I was thinking of using merge sort, which I assume in this case will consume O(log n+m).
I am not really good with big-oh and stuff. Please suggest me the time complexity for this problem and let me know if there is an even optimized way of solving the problem.
Thanks in advance.
回答1:
Attention! This answer contains an error
A more efficient algorithm exists and it is presented in another answer.
The complexity is O(m log n).
Let the long array be called a and the short array be b then the algorithm you described can be written as
for each x in b
insert x into a
There are m iterations of the loop. Each insertion into a sorted array is an O(log n) operation. Therefore the overall complexity is O (m log n).
Since b is sorted the above algorithm can be made more efficient
for q from 1 to m
if q == 1 then insert b[q] into a
else
insert b[q] into a starting from the position of b[q-1]

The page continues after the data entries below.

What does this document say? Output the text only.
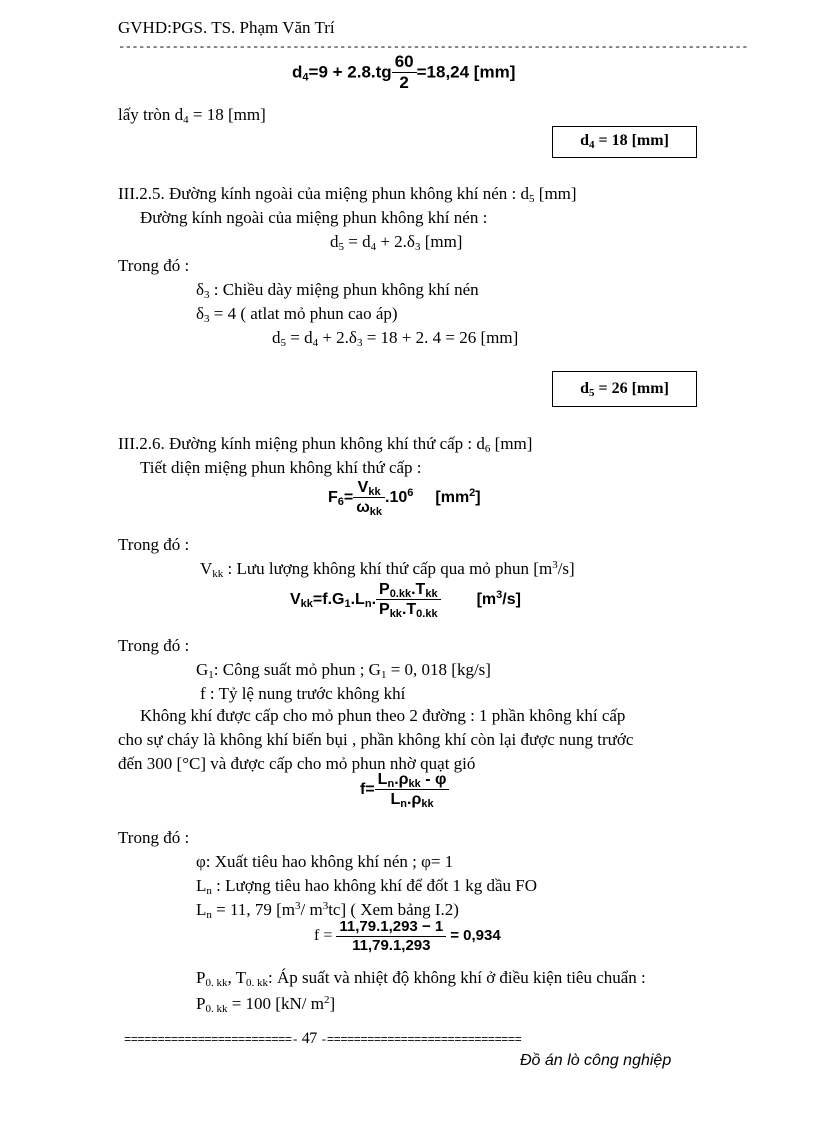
GVHD:PGS. TS. Phạm Văn Trí
----------------------------------------------------------------------------------------------
$d_4=9 + 2.8.tg \frac{60}{2} =18,24$ [mm]
lấy tròn $d_4 = 18$ [mm]
$d_4 = 18$ [mm]
III.2.5. Đường kính ngoài của miệng phun không khí nén : $d_5$ [mm]
Đường kính ngoài của miệng phun không khí nén :
$d_5 = d_4 + 2.\delta_3$ [mm]
Trong đó :
$\delta_3$ : Chiều dày miệng phun không khí nén
$\delta_3 = 4$ ( atlat mỏ phun cao áp)
$d_5 = d_4 + 2.\delta_3 = 18 + 2$. 4 = 26 [mm]
$d_5 = 26$ [mm]
III.2.6. Đường kính miệng phun không khí thứ cấp : $d_6$ [mm]
Tiết diện miệng phun không khí thứ cấp :
$F_6= \frac{V_{kk}}{\omega_{kk}} .10^6$ $[mm^2]$
Trong đó :
$V_{kk}$ : Lưu lượng không khí thứ cấp qua mỏ phun $[m^3/s]$
$V_{kk}=f.G_1.L_n$. $\frac{P_{0.kk}.T_{kk}}{P_{kk}.T_{0.kk}} [m^3/s]$
Trong đó :
$G_1$: Công suất mỏ phun ; $G_1 = 0$, 018 [kg/s]
f : Tỷ lệ nung trước không khí
Không khí được cấp cho mỏ phun theo 2 đường : 1 phần không khí cấp
cho sự cháy là không khí biến bụi , phần không khí còn lại được nung trước
đến 300 [°C] và được cấp cho mỏ phun nhờ quạt gió
$f= \frac{L_n.\rho_{kk} - \varphi}{L_n.\rho_{kk}}$
Trong đó :
φ: Xuất tiêu hao không khí nén ; φ= 1
$L_n$ : Lượng tiêu hao không khí để đốt 1 kg dầu FO
$L_n = 11$, 79 [$m^3/$ $m^3tc$] ( Xem bảng I.2)
$f = \frac{11,79.1,293 - 1}{11,79.1,293} = 0,934$
$P_{0. kk}$, $T_{0. kk}$: Áp suất và nhiệt độ không khí ở điều kiện tiêu chuẩn :
$P_{0. kk} = 100$ [kN/ $m^2$]
=========================- 47 -=============================
Đồ án lò công nghiệp
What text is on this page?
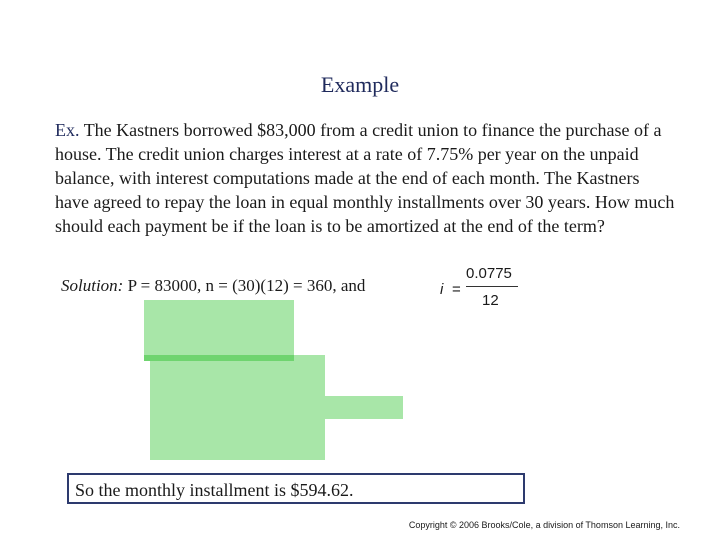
Example
Ex. The Kastners borrowed $83,000 from a credit union to finance the purchase of a house. The credit union charges interest at a rate of 7.75% per year on the unpaid balance, with interest computations made at the end of each month. The Kastners have agreed to repay the loan in equal monthly installments over 30 years. How much should each payment be if the loan is to be amortized at the end of the term?
Solution: P = 83000, n = (30)(12) = 360, and	i =
0.0775
12
So the monthly installment is $594.62.
Copyright © 2006 Brooks/Cole, a division of Thomson Learning, Inc.
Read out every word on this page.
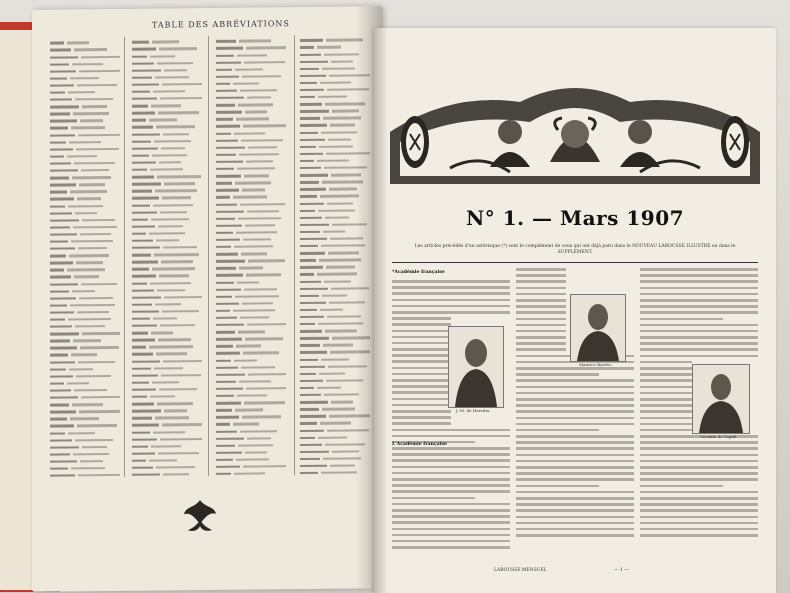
TABLE DES ABRÉVIATIONS
N° 1. — Mars 1907
Les articles précédés d'un astérisque (*) sont le complément de ceux qui ont déjà paru dans le NOUVEAU LAROUSSE ILLUSTRÉ ou dans le SUPPLÉMENT.
*Académie française
L'Académie française
J.-M. de Heredia.
Maurice Barrès.
Vicomte de Vogüé.
LAROUSSE MENSUEL	— 1 —
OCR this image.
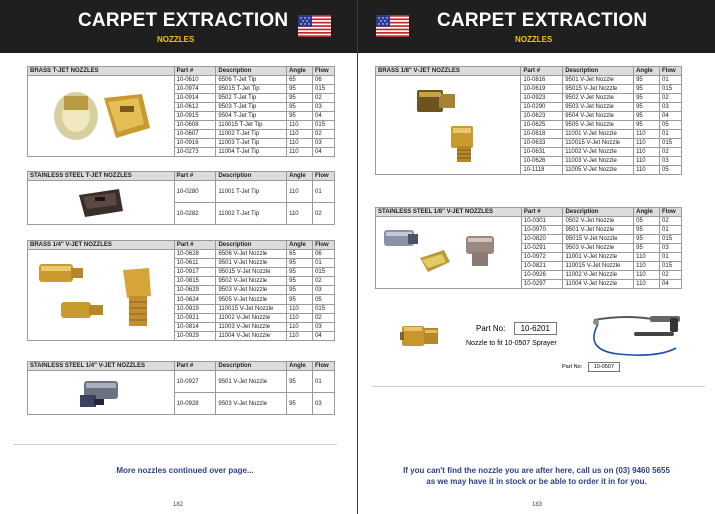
CARPET EXTRACTION
NOZZLES
BRASS T-JET NOZZLES	Part #	Description	Angle	Flow

	10-0610	6506 T-Jet Tip	65	06
	10-0974	95015 T-Jet Tip	95	015
	10-0914	9502 T-Jet Tip	95	02
	10-0612	9503 T-Jet Tip	95	03
	10-0915	9504 T-Jet Tip	95	04
	10-0608	110015 T-Jet Tip	110	015
	10-0607	11002 T-Jet Tip	110	02
	10-0916	11003 T-Jet Tip	110	03
	10-0273	11004 T-Jet Tip	110	04
STAINLESS STEEL T-JET NOZZLES	Part #	Description	Angle	Flow

	10-0280	11001 T-Jet Tip	110	01
	10-0282	11002 T-Jet Tip	110	02
BRASS 1/4" V-JET NOZZLES	Part #	Description	Angle	Flow

	10-0628	6506 V-Jet Nozzle	65	06
	10-0611	9501 V-Jet Nozzle	95	01
	10-0917	95015 V-Jet Nozzle	95	015
	10-0815	9502 V-Jet Nozzle	95	02
	10-0629	9503 V-Jet Nozzle	95	03
	10-0624	9505 V-Jet Nozzle	95	05
	10-0919	110015 V-Jet Nozzle	110	015
	10-0921	11002 V-Jet Nozzle	110	02
	10-0814	11003 V-Jet Nozzle	110	03
	10-0929	11004 V-Jet Nozzle	110	04
STAINLESS STEEL 1/4" V-JET NOZZLES	Part #	Description	Angle	Flow

	10-0927	9501 V-Jet Nozzle	95	01
	10-0928	9503 V-Jet Nozzle	95	03
More nozzles continued over page...
182
CARPET EXTRACTION
NOZZLES
BRASS 1/8" V-JET NOZZLES	Part #	Description	Angle	Flow

	10-0816	9501 V-Jet Nozzle	95	01
	10-0619	95015 V-Jet Nozzle	95	015
	10-0923	9502 V-Jet Nozzle	95	02
	10-0290	9503 V-Jet Nozzle	95	03
	10-0623	9504 V-Jet Nozzle	95	04
	10-0625	9505 V-Jet Nozzle	95	05
	10-0818	11001 V-Jet Nozzle	110	01
	10-0633	110015 V-Jet Nozzle	110	015
	10-0631	11002 V-Jet Nozzle	110	02
	10-0626	11003 V-Jet Nozzle	110	03
	10-1118	11005 V-Jet Nozzle	110	05
STAINLESS STEEL 1/8" V-JET NOZZLES	Part #	Description	Angle	Flow

	10-0301	0502 V-Jet Nozzle	05	02
	10-0970	9501 V-Jet Nozzle	95	01
	10-0820	95015 V-Jet Nozzle	95	015
	10-0291	9503 V-Jet Nozzle	95	03
	10-0972	11001 V-Jet Nozzle	110	01
	10-0821	110015 V-Jet Nozzle	110	015
	10-0926	11002 V-Jet Nozzle	110	02
	10-0297	11004 V-Jet Nozzle	110	04
Part No: 10-6201
Nozzle to fit 10-0507 Sprayer
Part No: 10-0507
If you can't find the nozzle you are after here, call us on (03) 9460 5655
as we may have it in stock or be able to order it in for you.
183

Can this give better asymptotic complexity? Not really.
Suppose elements from b are evenly spread along a. Then each insertion will take O(log (n/m)) and the overall complexity will be O(m log(n/m) ). If there exists a constant k>1 that does not depend on n or m such that n > k * m then O(log(n/m)) = O(log(n)) and we get the same asymptotic complexity as above.
回答2:
The time to merge two sorted lists is definitely not O(m log n). It is O(n+m).
The code looks something like this:
allocate c with length n+m
i = 1
j = 1
while i < n or j < m
if i = n
copy rest of b into c
break
if j = m
copy rest of a into c
break
if a[i] < b[j]
copy a[i] into c
i=i+1
continue
if b[j] < a[i]
copy b[j] into c
j=j+1
continue
Now if we don't have enough memory to allocate c this can be modified to still be O(n+m) time as most hardware (both RAM and hard disks for instance) allow for block operations. when we need to insert a single item into the middle of the array it is a single operation to move the tail end of the block over one to make room. If you were on hardware that didn't allow this then you'd perhaps have O(n) for each insert, which would then be O(n+mn) complexity. Since we only need to insert elements of the smaller array into the larger we never need to shift pieces of the larger array when the element from that one is already in the right place. Hence, the n stays the same and the complexity of the m-bit is increased. This is worst case shown when all of array b with length m is properly placed in front of array a of length n.